The situation is clearly unfair.  People are growing up without opportunity.  For them, there is no real American dream.  Likewise, there are those who have been privileged with an abundance of human capital, and have been able to leverage it into great wealth. The million dollar question is not whether this is fair (it obviously is not), but whether there is anything we as a society can do to help them.  Public education is a great first start.  Other social programs that aim to guarantee access to the means to build human capital are equally important.  But it remains to be seen how effective any of these programs can really be.

So the next question that must be asked is whether a sort of "palliative care" might be owed to those lacking both human capital itself, and for whatever reason the means to develop it.  First on this list might be access to health care.  Millions of Americans will be stuck in poverty wage jobs with no access to it.  They will not have the means to develop sufficient human capital in the foreseeable future.  This will lead directly to great hardship as they inevitably become sick and injured.  Other quality of life issues can be remedied through such things as parks, libraries, public museums.  As this population will continue to be at risk of financial catastrophe, a basic social safety net will be required.
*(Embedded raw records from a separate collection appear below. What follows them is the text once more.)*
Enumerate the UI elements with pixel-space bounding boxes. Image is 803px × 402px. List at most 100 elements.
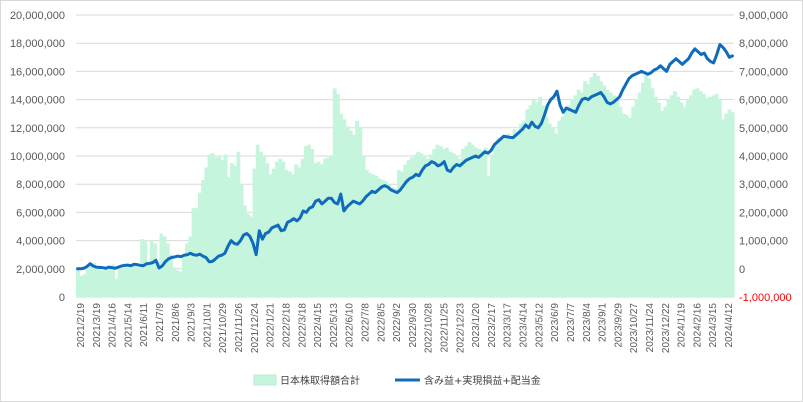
bar	[541, 105, 546, 298]
bar	[698, 91, 703, 297]
bar	[483, 147, 488, 297]
bar	[284, 170, 289, 297]
x-tick-label: 2021/4/16	[108, 303, 119, 348]
bar	[506, 133, 510, 297]
bar	[323, 158, 327, 297]
bar	[101, 270, 106, 297]
x-tick-label: 2022/6/10	[345, 303, 356, 348]
bar	[496, 137, 501, 297]
bar	[217, 156, 222, 297]
bar	[294, 164, 299, 297]
bar	[172, 267, 177, 297]
x-tick-label: 2021/3/19	[92, 303, 103, 348]
bar	[258, 151, 263, 297]
bar	[124, 267, 128, 297]
bar	[724, 113, 729, 297]
bar	[319, 164, 324, 297]
bar	[92, 263, 96, 297]
bar	[210, 153, 215, 297]
bar	[669, 95, 674, 298]
bar	[650, 88, 655, 297]
x-tick-label: 2024/1/19	[677, 303, 688, 348]
bar	[262, 156, 266, 297]
bar	[197, 192, 202, 297]
bar	[361, 156, 366, 297]
bar	[303, 146, 308, 297]
bar	[628, 117, 632, 298]
bar	[531, 99, 536, 297]
x-tick-label: 2021/12/24	[250, 303, 261, 353]
bar	[169, 254, 173, 297]
bar	[130, 265, 135, 297]
bar	[252, 168, 257, 297]
bar	[467, 141, 472, 297]
bar	[647, 78, 652, 297]
bar	[300, 158, 305, 297]
bar	[518, 123, 523, 297]
bar	[246, 213, 250, 297]
right-tick-label: 5,000,000	[739, 123, 788, 135]
bar	[605, 89, 610, 297]
bar	[612, 95, 616, 298]
bar	[538, 96, 543, 297]
bar	[461, 148, 465, 297]
bar	[727, 109, 732, 297]
bar	[204, 167, 209, 297]
bar	[583, 81, 587, 298]
bar	[384, 181, 388, 297]
bar	[287, 171, 292, 297]
bar	[695, 88, 700, 297]
bar	[692, 89, 697, 297]
bar	[220, 160, 225, 297]
bar	[156, 261, 161, 297]
bar	[271, 168, 276, 297]
bar	[717, 99, 722, 297]
bar	[380, 179, 385, 297]
bar	[146, 261, 151, 297]
bar	[592, 72, 597, 297]
legend-label-bars: 日本株取得額合計	[280, 374, 360, 387]
bar	[419, 153, 424, 297]
bar	[136, 267, 141, 297]
bar	[223, 154, 228, 297]
bar	[355, 120, 360, 297]
bar	[111, 264, 116, 297]
bar	[660, 110, 664, 297]
x-tick-label: 2023/8/4	[582, 303, 593, 342]
bar	[544, 116, 549, 298]
bar	[335, 93, 340, 298]
x-tick-label: 2023/5/12	[534, 303, 545, 348]
x-tick-label: 2022/8/5	[376, 303, 387, 342]
bar	[368, 172, 372, 297]
bar	[502, 134, 507, 297]
left-tick-label: 0	[59, 292, 65, 304]
right-tick-label: 4,000,000	[739, 151, 788, 163]
bar	[149, 240, 154, 297]
bar	[689, 95, 693, 298]
x-tick-label: 2022/2/18	[282, 303, 293, 348]
bar	[291, 174, 295, 297]
bar	[730, 112, 735, 297]
bar	[413, 154, 417, 297]
bar	[332, 88, 337, 297]
bar	[493, 144, 498, 297]
bar	[387, 184, 392, 297]
bar	[120, 268, 125, 297]
bar	[685, 99, 690, 297]
bar	[409, 157, 414, 297]
bar	[499, 139, 504, 297]
left-tick-label: 6,000,000	[16, 207, 65, 219]
bar	[178, 271, 183, 297]
bar	[133, 265, 138, 297]
x-tick-label: 2023/3/17	[503, 303, 514, 348]
bar	[214, 157, 218, 297]
x-tick-label: 2022/11/25	[440, 303, 451, 353]
x-tick-label: 2022/1/21	[266, 303, 277, 348]
x-tick-label: 2022/9/30	[408, 303, 419, 348]
bar	[339, 113, 344, 297]
bar	[242, 205, 247, 297]
bar	[329, 156, 334, 297]
bar	[390, 187, 395, 297]
bar	[576, 89, 581, 297]
bar	[393, 188, 398, 297]
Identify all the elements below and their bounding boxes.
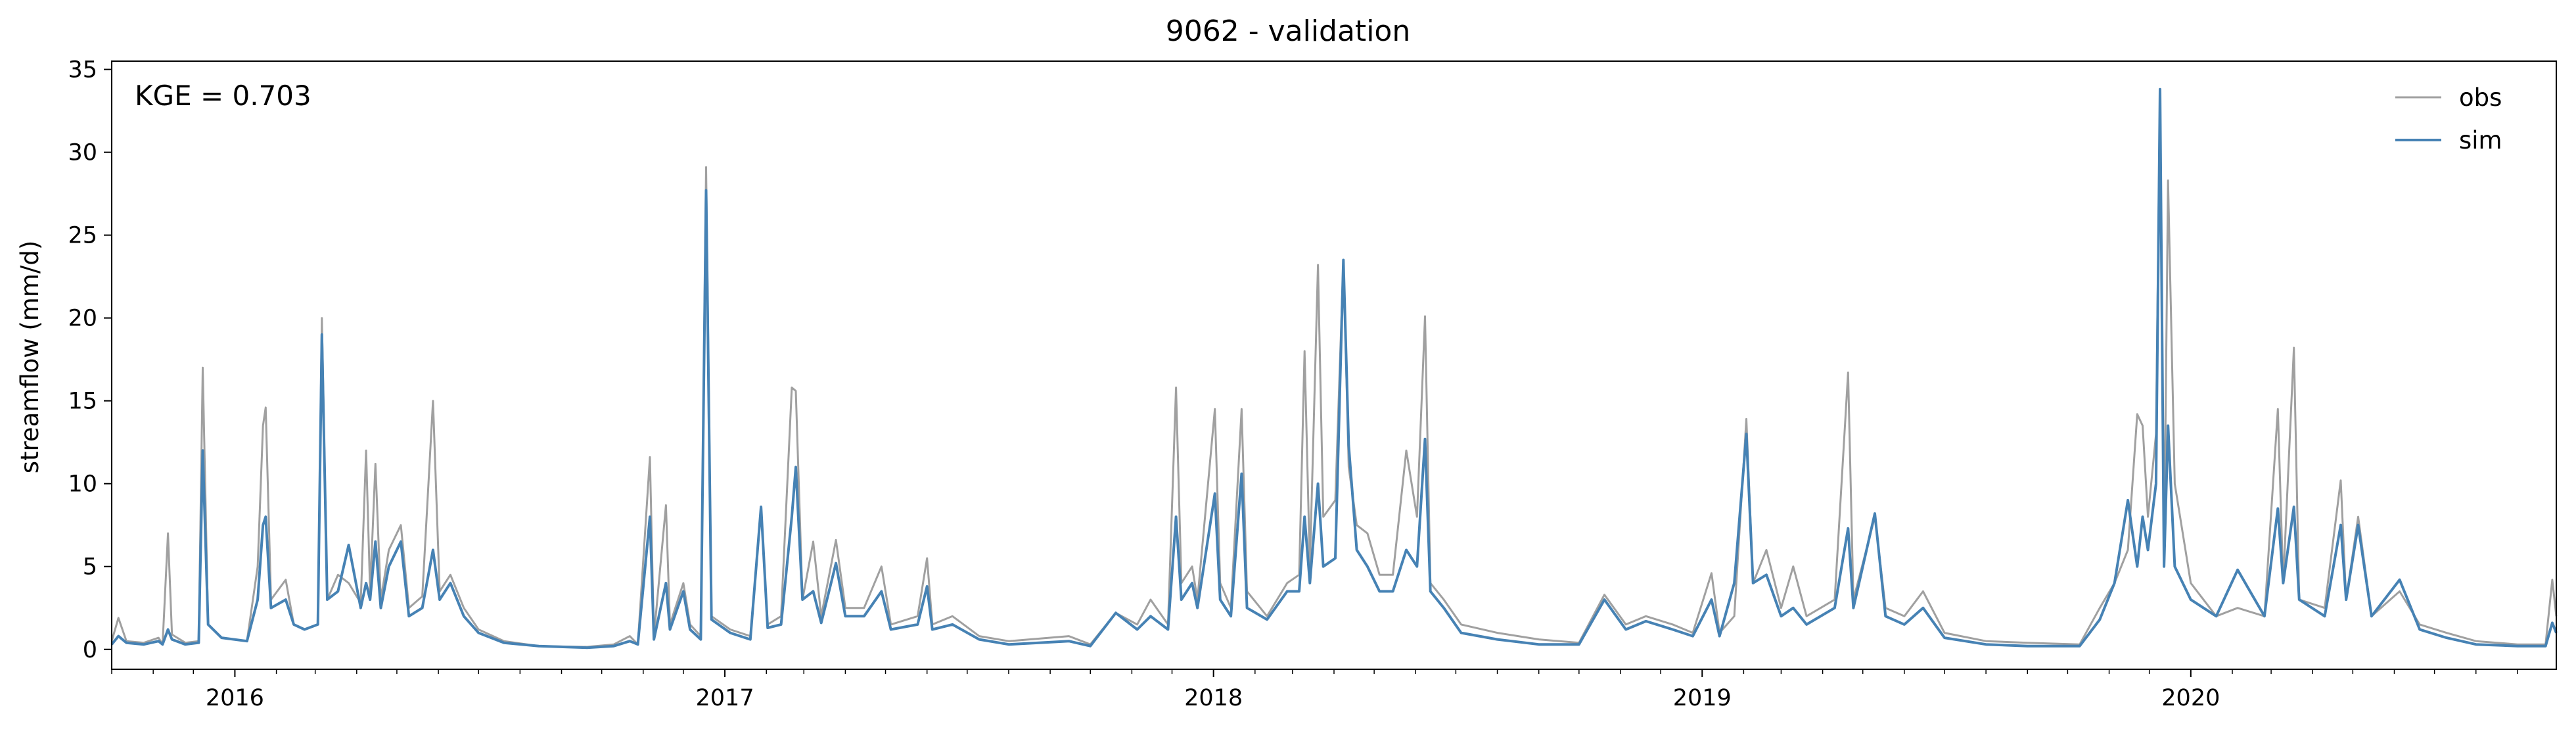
y-tick-label: 35 bbox=[68, 57, 97, 83]
legend-label-sim: sim bbox=[2459, 126, 2502, 154]
y-axis-title: streamflow (mm/d) bbox=[16, 241, 44, 474]
y-tick-label: 20 bbox=[68, 306, 97, 332]
y-tick-label: 15 bbox=[68, 389, 97, 415]
x-tick-label: 2020 bbox=[2161, 685, 2220, 711]
x-axis: 2016 2017 2018 2019 2020 bbox=[111, 669, 2518, 711]
legend: obs sim bbox=[2395, 83, 2502, 154]
x-tick-label: 2019 bbox=[1673, 685, 1732, 711]
y-tick-label: 0 bbox=[83, 637, 97, 663]
y-tick-label: 25 bbox=[68, 223, 97, 249]
y-tick-label: 30 bbox=[68, 140, 97, 166]
x-tick-label: 2018 bbox=[1184, 685, 1243, 711]
kge-annotation: KGE = 0.703 bbox=[135, 80, 311, 112]
chart-title: 9062 - validation bbox=[1166, 14, 1410, 48]
x-tick-label: 2017 bbox=[696, 685, 754, 711]
legend-label-obs: obs bbox=[2459, 83, 2502, 112]
plot-frame bbox=[111, 60, 2557, 670]
series-line-sim bbox=[110, 87, 2558, 650]
y-axis: 0 5 10 15 20 25 30 35 bbox=[68, 57, 112, 663]
x-tick-label: 2016 bbox=[206, 685, 264, 711]
y-tick-label: 10 bbox=[68, 471, 97, 498]
plot-lines bbox=[110, 87, 2558, 650]
y-tick-label: 5 bbox=[83, 554, 97, 581]
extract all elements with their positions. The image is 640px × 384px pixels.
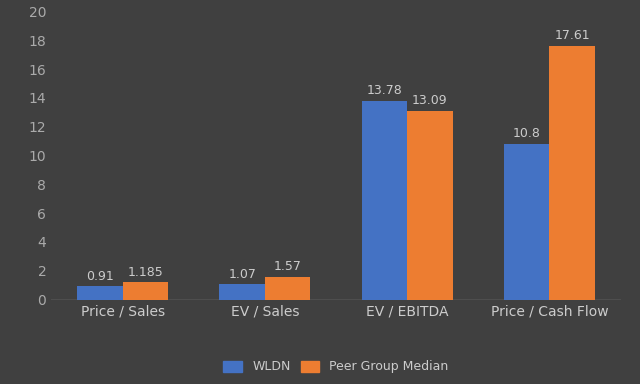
Text: 1.185: 1.185 — [127, 266, 163, 279]
Text: 17.61: 17.61 — [554, 29, 590, 42]
Legend: WLDN, Peer Group Median: WLDN, Peer Group Median — [217, 354, 455, 380]
Text: 10.8: 10.8 — [513, 127, 541, 141]
Bar — [220, 284, 265, 300]
Text: 1.07: 1.07 — [228, 268, 256, 280]
Bar — [77, 286, 123, 300]
Bar — [407, 111, 452, 300]
Text: 1.57: 1.57 — [274, 260, 301, 273]
Bar — [123, 283, 168, 300]
Bar — [362, 101, 407, 300]
Bar — [504, 144, 549, 300]
Text: 0.91: 0.91 — [86, 270, 114, 283]
Text: 13.78: 13.78 — [367, 84, 403, 98]
Bar — [549, 46, 595, 300]
Text: 13.09: 13.09 — [412, 94, 448, 108]
Bar — [265, 277, 310, 300]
A case can be made that provision of these services runs the risk of disincentivizing the development of human capital.  However, I find claims that the strongest factor in the development of human capital is the desire to avoid the punitive effects of life without healthcare, food stamps or temporary welfare to be quite weak.  Millions already live in dire poverty, without these supposed barriers to human capital development, due to their acquisition of menial, poverty-wage labor, and obviously are not climbing out of poverty in large numbers.  American generation poverty is vast, and multi-causal.  Structural concerns are much more deterministic than the paltry government assistance offer. 

For instance, take the example of a common problem in poor neighborhoods.  A single parent household, in which children return home from school and are essentially left unattended, to roam the streets with neighborhood peers.  This will more often than not contribute to a net weakening of human capital.  Some strengths will be gained, but many more will likely be lost, or rather, weaknesses gained.  Many forms of human capital will be gained that provide some real benefit in the context of the norms of that marginalized neighborhood - such as fighting, acting tough, becoming fluent in cultural norms - but these will more than often represent patterns of thinking and behaving that are obstacles in wider society.  Even to a family with the best intentions, a child may not be able to avoid developing these negative behaviors and attitudes, sometimes referred to having been "lost to the streets".  This is a problem of structural failure, when even high degrees of human capital in a parent are overwhelmed by its opposing forces in other areas of a child's development.

Not only is capitalism, or free marketism, not competent to address this age-old dilemma, but it often actively contributes to it, through the accretion of unequal distributions in human capital and structural impediments to its formation and leveraging.